« L’absentéisme n’est pas une fatalité : les différences parfois spectaculaires entre entreprises d’un même secteur prouvent qu’une politique de prévention cohérente, un management de qualité et une attention portée aux conditions de travail permettent d’en réduire durablement le niveau ».

Lédition 2026 de l’étude annuelle de Malakoff Humanis confirme ce que de nombreux employeurs constatent déjà : l’absentéisme n’est plus un phénomène conjoncturel (1). Il s’est installé à un niveau durablement élevé et difficilement soutenable pour les entreprises et le système de protection sociale.
Les chiffres sont alarmants. En 2025, près d’un salarié du secteur privé sur trois a connu au moins un arrêt de travail. Le taux d’absentéisme atteint 4,3 %, soit une hausse de 25,5 % depuis 2019. Plus préoccupant encore, les arrêts longs continuent de progresser : ils représentent 9,4 % des arrêts et près des deux tiers des journées d’absence. Signe inquiétant, les cadres sont à leur tour fortement concernés, leur taux d’absentéisme ayant bondi de 35,2 % depuis 2019. Quant aux troubles psychologiques, ils constituent désormais la première cause des arrêts de longue durée, représentant 37,8 % des arrêts de plus de trente jours.

Face à cette dérive, le gouvernement a présenté, en avril dernier, un plan destiné à reprendre le contrôle de la dépense liée aux arrêts maladie : renforcement des contrôles, encadrement des prescriptions, sanctions accrues contre la fraude (2). Rien que de très normal : il est en effet inacceptable que des comportements abusifs fragilisent un système de protection sociale financé par la solidarité nationale.

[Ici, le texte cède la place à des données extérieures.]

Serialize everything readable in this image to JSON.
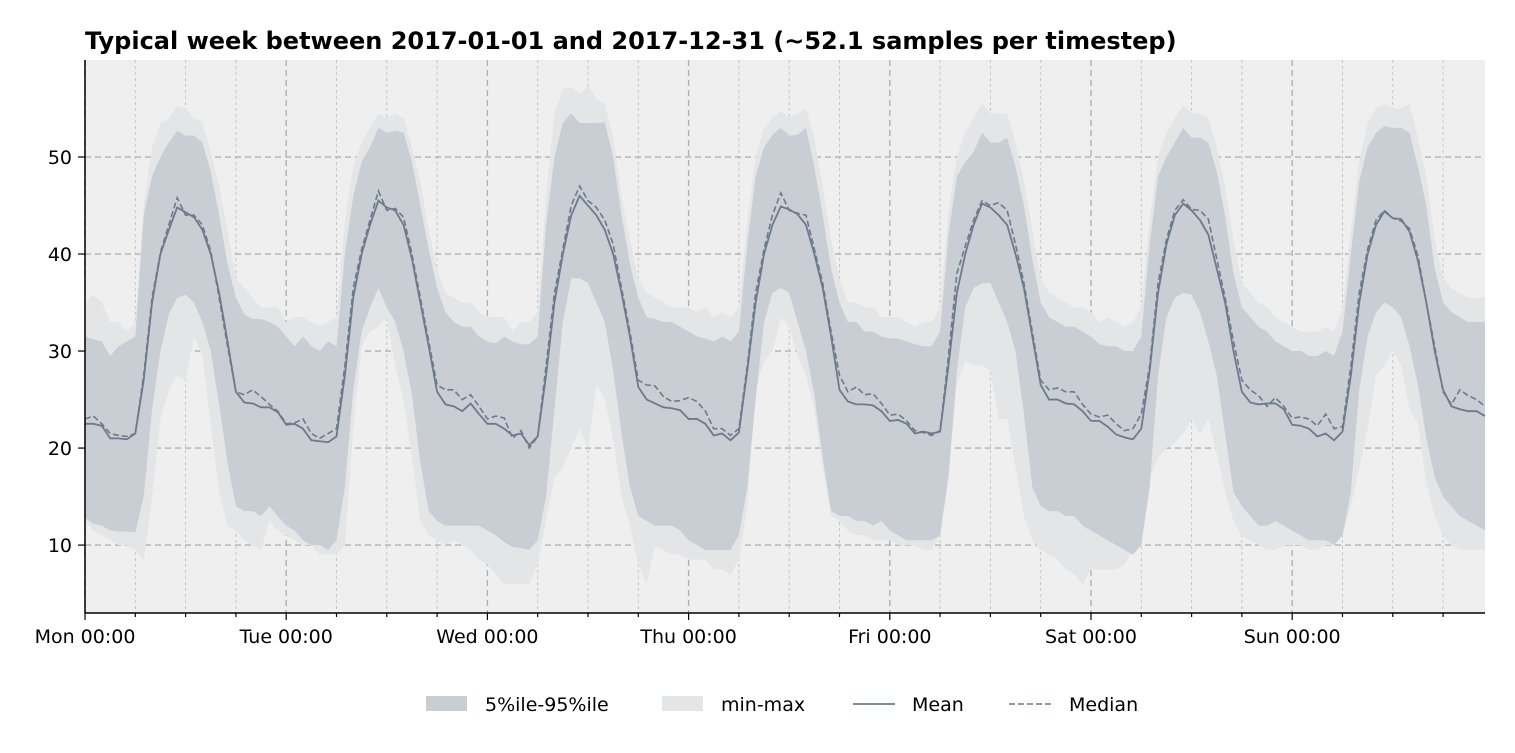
{
  "chart_data": {
    "type": "area",
    "title": "Typical week between 2017-01-01 and 2017-12-31 (~52.1 samples per timestep)",
    "xlabel": "",
    "ylabel": "",
    "xlim": [
      0,
      167
    ],
    "ylim": [
      3,
      60
    ],
    "x_unit": "hours since Mon 00:00",
    "x_ticks": [
      {
        "x": 0,
        "label": "Mon 00:00"
      },
      {
        "x": 24,
        "label": "Tue 00:00"
      },
      {
        "x": 48,
        "label": "Wed 00:00"
      },
      {
        "x": 72,
        "label": "Thu 00:00"
      },
      {
        "x": 96,
        "label": "Fri 00:00"
      },
      {
        "x": 120,
        "label": "Sat 00:00"
      },
      {
        "x": 144,
        "label": "Sun 00:00"
      }
    ],
    "y_ticks": [
      10,
      20,
      30,
      40,
      50
    ],
    "grid": true,
    "colors": {
      "band_p5_p95": "#c9ced4",
      "band_min_max": "#e3e5e7",
      "plot_background": "#efefef",
      "mean_line": "#6c7a8c",
      "median_line": "#6c7a8c",
      "grid_major": "#b0b0b0",
      "grid_minor": "#c4c4c4"
    },
    "legend": {
      "position": "bottom-center",
      "entries": [
        {
          "label": "5%ile-95%ile",
          "kind": "band_p5_p95"
        },
        {
          "label": "min-max",
          "kind": "band_min_max"
        },
        {
          "label": "Mean",
          "kind": "mean"
        },
        {
          "label": "Median",
          "kind": "median"
        }
      ]
    },
    "series": [
      {
        "name": "Mean",
        "values": [
          22.5,
          22.5,
          22.3,
          21.0,
          21.0,
          20.9,
          21.5,
          27.0,
          35.0,
          40.0,
          42.5,
          44.8,
          44.3,
          43.8,
          42.5,
          40.0,
          36.0,
          31.0,
          25.8,
          24.7,
          24.6,
          24.2,
          24.2,
          23.7,
          22.4,
          22.5,
          22.0,
          20.8,
          20.7,
          20.6,
          21.2,
          27.5,
          35.5,
          40.0,
          43.0,
          45.5,
          44.8,
          44.5,
          43.0,
          39.5,
          35.0,
          30.5,
          25.8,
          24.5,
          24.3,
          23.8,
          24.6,
          23.5,
          22.5,
          22.5,
          22.0,
          21.3,
          21.5,
          20.3,
          21.2,
          27.5,
          35.0,
          40.0,
          44.0,
          46.0,
          45.0,
          44.0,
          42.5,
          40.0,
          36.0,
          31.5,
          26.3,
          25.0,
          24.6,
          24.2,
          24.1,
          23.9,
          23.0,
          23.0,
          22.5,
          21.3,
          21.5,
          20.8,
          21.6,
          28.0,
          35.0,
          40.0,
          43.0,
          44.9,
          44.6,
          44.1,
          43.0,
          40.0,
          36.5,
          31.5,
          26.0,
          24.8,
          24.5,
          24.5,
          24.4,
          23.8,
          22.8,
          22.9,
          22.5,
          21.5,
          21.7,
          21.5,
          21.7,
          28.5,
          36.0,
          40.0,
          43.0,
          45.2,
          44.8,
          44.0,
          43.0,
          40.0,
          36.5,
          31.5,
          26.5,
          25.0,
          25.0,
          24.6,
          24.5,
          23.8,
          22.8,
          22.8,
          22.2,
          21.4,
          21.1,
          20.9,
          22.0,
          28.0,
          36.0,
          41.0,
          44.0,
          45.2,
          44.5,
          43.5,
          42.0,
          38.5,
          35.0,
          30.0,
          25.8,
          24.7,
          24.5,
          24.6,
          24.6,
          24.0,
          22.4,
          22.3,
          22.0,
          21.2,
          21.5,
          20.8,
          21.7,
          27.5,
          35.0,
          40.0,
          43.0,
          44.4,
          43.7,
          43.6,
          42.3,
          39.3,
          35.0,
          30.0,
          26.0,
          24.3,
          24.0,
          23.8,
          23.8,
          23.3
        ]
      },
      {
        "name": "Median",
        "values": [
          23.0,
          23.3,
          22.5,
          21.5,
          21.3,
          21.2,
          21.5,
          27.5,
          35.5,
          40.2,
          43.0,
          45.8,
          44.0,
          44.0,
          43.0,
          40.3,
          35.5,
          30.5,
          25.8,
          25.5,
          26.0,
          25.3,
          24.5,
          23.8,
          22.5,
          22.6,
          23.0,
          21.5,
          21.0,
          21.5,
          22.0,
          28.5,
          36.5,
          40.5,
          43.5,
          46.5,
          44.5,
          44.7,
          43.8,
          40.0,
          35.5,
          31.0,
          26.5,
          26.0,
          26.0,
          25.0,
          25.5,
          24.3,
          23.0,
          23.3,
          23.1,
          21.0,
          21.8,
          20.0,
          21.2,
          28.5,
          36.0,
          40.5,
          45.0,
          47.0,
          45.5,
          44.8,
          43.5,
          41.0,
          36.5,
          32.0,
          27.0,
          26.5,
          26.4,
          25.3,
          24.8,
          24.9,
          25.2,
          24.8,
          23.8,
          22.0,
          22.0,
          21.3,
          22.0,
          28.5,
          36.0,
          40.5,
          44.0,
          46.3,
          44.5,
          44.2,
          44.0,
          40.5,
          37.0,
          32.0,
          27.5,
          25.8,
          26.3,
          25.5,
          25.6,
          24.6,
          23.4,
          23.5,
          22.8,
          21.8,
          21.6,
          21.3,
          21.8,
          29.5,
          38.0,
          40.8,
          43.5,
          45.5,
          45.0,
          45.3,
          44.5,
          41.0,
          37.0,
          32.0,
          27.0,
          26.0,
          26.2,
          25.8,
          25.8,
          24.5,
          23.5,
          23.2,
          23.4,
          22.5,
          21.8,
          22.0,
          23.5,
          28.5,
          37.0,
          41.5,
          44.5,
          45.6,
          44.6,
          44.5,
          43.6,
          39.5,
          35.5,
          31.0,
          27.0,
          26.0,
          25.4,
          24.3,
          25.2,
          24.3,
          23.1,
          23.2,
          23.0,
          22.3,
          23.5,
          22.0,
          22.2,
          28.5,
          36.0,
          40.5,
          43.5,
          44.5,
          43.7,
          43.4,
          42.6,
          39.8,
          35.0,
          30.5,
          25.8,
          24.5,
          26.0,
          25.4,
          25.0,
          24.3
        ]
      },
      {
        "name": "p5",
        "values": [
          12.8,
          12.2,
          12.0,
          11.5,
          11.4,
          11.4,
          11.3,
          15.0,
          24.0,
          30.0,
          33.8,
          35.5,
          35.8,
          35.0,
          33.0,
          30.0,
          24.5,
          18.5,
          14.0,
          13.5,
          13.5,
          13.0,
          14.0,
          13.0,
          12.0,
          11.5,
          10.5,
          10.0,
          10.0,
          9.5,
          10.5,
          16.0,
          26.0,
          32.0,
          34.5,
          36.5,
          34.5,
          33.0,
          30.0,
          25.5,
          18.5,
          13.5,
          12.5,
          12.0,
          12.0,
          12.0,
          12.0,
          12.0,
          11.5,
          11.0,
          10.3,
          9.8,
          9.7,
          9.5,
          10.5,
          15.0,
          24.0,
          33.0,
          37.5,
          37.5,
          37.0,
          35.0,
          33.0,
          28.0,
          21.5,
          16.0,
          13.0,
          12.5,
          12.0,
          12.0,
          12.0,
          11.5,
          10.5,
          10.0,
          9.5,
          9.5,
          9.5,
          9.5,
          11.0,
          16.0,
          25.0,
          33.0,
          36.0,
          36.5,
          36.0,
          33.0,
          30.0,
          25.5,
          19.0,
          13.5,
          13.0,
          13.0,
          12.5,
          12.5,
          12.0,
          12.5,
          11.5,
          11.0,
          10.5,
          10.5,
          10.5,
          10.5,
          11.0,
          17.0,
          28.0,
          34.5,
          36.5,
          37.0,
          37.0,
          35.0,
          33.0,
          30.0,
          23.5,
          16.0,
          14.0,
          13.5,
          13.5,
          13.0,
          13.0,
          12.0,
          11.5,
          11.0,
          10.5,
          10.0,
          9.5,
          9.0,
          10.0,
          16.0,
          27.5,
          33.5,
          35.5,
          36.0,
          35.8,
          34.0,
          31.0,
          27.5,
          21.5,
          15.5,
          14.0,
          13.0,
          12.0,
          12.0,
          12.5,
          12.0,
          11.5,
          11.0,
          10.5,
          10.5,
          10.5,
          10.0,
          11.0,
          15.5,
          26.0,
          31.5,
          34.0,
          35.0,
          34.5,
          33.5,
          30.5,
          26.5,
          21.0,
          17.0,
          15.0,
          14.0,
          13.0,
          12.5,
          12.0,
          11.5
        ]
      },
      {
        "name": "p95",
        "values": [
          31.5,
          31.2,
          31.0,
          29.5,
          30.5,
          31.0,
          31.5,
          44.0,
          48.0,
          50.0,
          51.5,
          52.7,
          52.2,
          52.2,
          51.5,
          48.5,
          44.0,
          39.0,
          35.5,
          33.8,
          33.3,
          33.3,
          33.0,
          32.5,
          31.5,
          30.5,
          31.5,
          30.5,
          30.0,
          31.0,
          30.5,
          40.0,
          46.0,
          49.5,
          51.0,
          53.0,
          52.5,
          52.7,
          52.5,
          49.5,
          45.0,
          40.5,
          36.5,
          34.0,
          33.0,
          32.5,
          32.5,
          31.5,
          31.0,
          30.8,
          31.5,
          31.0,
          30.7,
          30.7,
          31.5,
          43.0,
          50.0,
          53.5,
          54.5,
          53.5,
          53.5,
          53.5,
          53.6,
          50.0,
          44.0,
          39.0,
          35.5,
          33.5,
          33.3,
          33.0,
          33.0,
          32.5,
          32.0,
          31.5,
          31.3,
          31.0,
          31.5,
          31.0,
          32.0,
          41.0,
          48.0,
          51.0,
          52.3,
          53.0,
          52.2,
          52.3,
          53.0,
          49.0,
          44.0,
          38.5,
          35.0,
          33.0,
          33.0,
          32.0,
          32.0,
          31.5,
          31.3,
          31.3,
          31.0,
          30.7,
          30.5,
          30.5,
          32.0,
          42.0,
          48.0,
          49.5,
          50.5,
          52.5,
          51.5,
          51.5,
          52.0,
          49.0,
          45.0,
          39.5,
          35.0,
          33.5,
          33.0,
          32.5,
          32.5,
          32.0,
          31.5,
          30.7,
          30.5,
          30.5,
          30.0,
          30.0,
          31.5,
          41.0,
          48.0,
          50.0,
          51.5,
          53.0,
          52.0,
          52.0,
          51.5,
          48.5,
          44.0,
          38.0,
          34.5,
          33.5,
          32.5,
          32.0,
          31.0,
          30.5,
          30.0,
          30.0,
          29.5,
          29.5,
          30.0,
          29.5,
          32.0,
          40.0,
          47.5,
          51.0,
          52.5,
          53.2,
          53.0,
          53.0,
          52.5,
          49.0,
          45.0,
          38.5,
          35.0,
          34.0,
          33.5,
          33.0,
          33.0,
          33.0
        ]
      },
      {
        "name": "min",
        "values": [
          12.5,
          11.5,
          11.0,
          10.5,
          10.0,
          10.0,
          9.5,
          8.5,
          15.0,
          23.0,
          26.0,
          27.5,
          27.0,
          31.5,
          29.5,
          22.5,
          15.5,
          12.0,
          11.5,
          10.5,
          10.0,
          9.5,
          12.5,
          11.5,
          11.0,
          10.5,
          10.0,
          10.0,
          9.0,
          9.0,
          9.0,
          10.0,
          22.0,
          30.5,
          32.0,
          32.5,
          33.5,
          28.5,
          25.0,
          19.0,
          12.5,
          11.0,
          10.5,
          10.0,
          10.5,
          10.0,
          9.5,
          8.5,
          8.0,
          7.0,
          6.0,
          6.0,
          6.0,
          6.0,
          8.0,
          12.5,
          17.0,
          18.0,
          20.0,
          22.0,
          20.0,
          26.5,
          25.0,
          21.0,
          15.0,
          12.0,
          8.0,
          6.0,
          10.0,
          9.5,
          9.0,
          9.0,
          8.5,
          8.5,
          8.5,
          7.5,
          7.5,
          7.0,
          8.5,
          14.0,
          26.0,
          29.0,
          30.0,
          33.5,
          32.5,
          29.5,
          27.5,
          24.0,
          18.0,
          13.0,
          12.5,
          11.5,
          11.0,
          11.0,
          10.5,
          10.5,
          10.5,
          10.0,
          10.0,
          10.0,
          9.5,
          9.5,
          11.0,
          17.0,
          26.5,
          29.0,
          28.5,
          28.5,
          28.0,
          23.0,
          23.0,
          18.0,
          13.0,
          10.5,
          9.5,
          9.0,
          8.5,
          7.5,
          7.0,
          6.0,
          7.5,
          7.5,
          7.5,
          7.5,
          8.0,
          9.5,
          12.0,
          17.0,
          19.0,
          20.0,
          20.5,
          21.5,
          23.0,
          21.5,
          23.0,
          19.5,
          15.5,
          12.5,
          11.0,
          10.5,
          10.0,
          9.5,
          9.5,
          10.0,
          10.0,
          10.0,
          9.5,
          9.5,
          10.0,
          10.0,
          11.0,
          14.0,
          18.0,
          22.0,
          27.5,
          28.5,
          30.0,
          28.5,
          24.0,
          22.5,
          16.5,
          13.0,
          11.0,
          10.0,
          9.5,
          9.5,
          9.5,
          9.5
        ]
      },
      {
        "name": "max",
        "values": [
          35.0,
          35.8,
          35.0,
          33.0,
          33.0,
          32.0,
          33.0,
          45.0,
          51.0,
          53.5,
          54.0,
          55.3,
          55.0,
          54.0,
          53.5,
          50.5,
          47.0,
          42.5,
          37.5,
          36.5,
          35.5,
          34.5,
          34.5,
          34.5,
          33.0,
          33.5,
          33.5,
          33.0,
          32.5,
          33.0,
          33.5,
          43.5,
          49.0,
          51.5,
          53.0,
          54.5,
          54.0,
          54.5,
          54.0,
          51.0,
          47.5,
          42.5,
          38.5,
          36.0,
          35.5,
          35.0,
          35.0,
          34.0,
          33.5,
          33.5,
          33.5,
          32.0,
          33.0,
          33.0,
          34.0,
          46.0,
          54.5,
          57.0,
          57.2,
          56.5,
          57.3,
          56.0,
          55.5,
          52.0,
          46.0,
          41.5,
          37.5,
          36.0,
          35.5,
          35.0,
          34.5,
          34.5,
          34.5,
          34.0,
          34.5,
          33.5,
          34.0,
          33.5,
          34.5,
          43.5,
          50.0,
          53.0,
          54.0,
          54.8,
          54.0,
          54.5,
          55.0,
          52.0,
          47.0,
          41.5,
          37.5,
          35.0,
          35.0,
          34.5,
          34.5,
          33.5,
          33.5,
          33.5,
          33.0,
          32.5,
          33.0,
          33.0,
          34.5,
          44.5,
          50.0,
          52.5,
          54.0,
          55.5,
          54.5,
          54.5,
          54.5,
          51.5,
          47.5,
          42.5,
          37.5,
          36.0,
          35.5,
          35.0,
          34.5,
          34.5,
          34.0,
          33.0,
          33.5,
          33.0,
          32.5,
          33.0,
          34.5,
          43.5,
          50.0,
          52.5,
          54.0,
          55.3,
          54.5,
          54.5,
          54.0,
          51.0,
          47.0,
          41.5,
          37.0,
          36.0,
          35.0,
          34.5,
          33.5,
          33.0,
          32.5,
          32.0,
          32.0,
          32.0,
          32.5,
          32.0,
          34.5,
          42.5,
          49.5,
          53.5,
          55.0,
          55.5,
          55.0,
          55.0,
          55.5,
          52.0,
          48.0,
          41.5,
          37.5,
          36.5,
          36.0,
          35.5,
          35.5,
          35.5
        ]
      }
    ]
  }
}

L’enjeu financier est considérable : plus de neuf millions d’arrêts indemnisés ont été recensés en 2024, pour une dépense d’assurance maladie de 17,9 milliards d’euros, sans compter les coûts directs et indirects supportés par les entreprises.
Pour autant, croire que la lutte contre les abus permettra, à elle seule, d’enrayer la hausse des arrêts de travail serait une erreur. Les données montrent en effet que la hausse de l’absentéisme est largement alimentée par des causes objectives : vieillissement croissant de la population active, intensification du travail, usure professionnelle, difficultés managériales et exposition accrue aux risques psychosociaux.

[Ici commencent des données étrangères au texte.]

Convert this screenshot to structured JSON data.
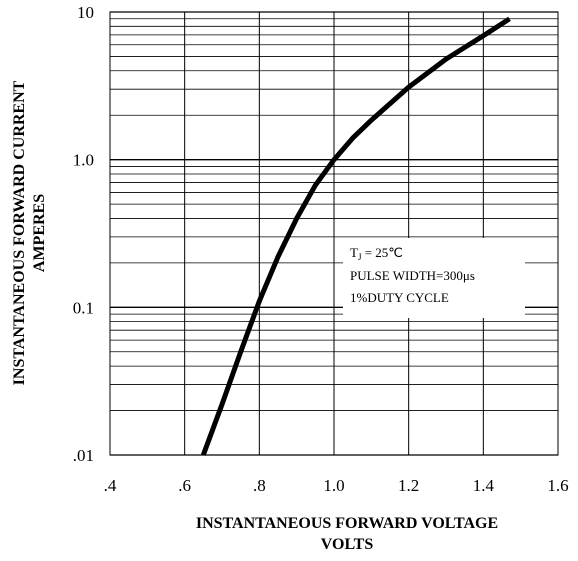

Des experts en ressources humaines consultés par le Journal spécial des sociétés (JSS) soulignent aussi que certains arrêts courts ou certaines situations médicalement difficiles à objectiver constituent parfois moins une fraude proprement dite qu’un signal faible révélant un malaise organisationnel ou un climat de travail dégradé (3). Les ignorer reviendrait donc à traiter les symptômes sans s’attaquer aux causes.
La lutte contre la fraude est donc indispensable pour protéger la solidarité nationale et garantir l’équité entre les salariés. Mais elle ne saurait remplacer une véritable politique de prévention des risques et d’amélioration des conditions de travail. Car si les abus doivent être sanctionnés, la majorité des arrêts trouve son origine dans des difficultés bien réelles.
La bonne nouvelle est que l’absentéisme n’est pas une fatalité : les différences parfois spectaculaires entre entreprises d’un même secteur prouvent qu’une politique de prévention cohérente, un management de qualité et une attention portée aux conditions de travail permettent d’en réduire durablement le niveau. À long terme, c’est bien davantage par la prévention que par les seuls contrôles que sera relevé le défi de l’absentéisme.

(1) “Absentéisme, le temps des solutions”, étude Malakoff Humanis sur l’absentéisme 2026. (2) “Réduire l’absence au travail”, présentation du plan gouvernemental contre l’absentéisme. (3) “Absentéisme : ce que révèlent vraiment les arrêts maladie”, par Aude David, in Journal spécial des sociétés (JSS), 26/06/26.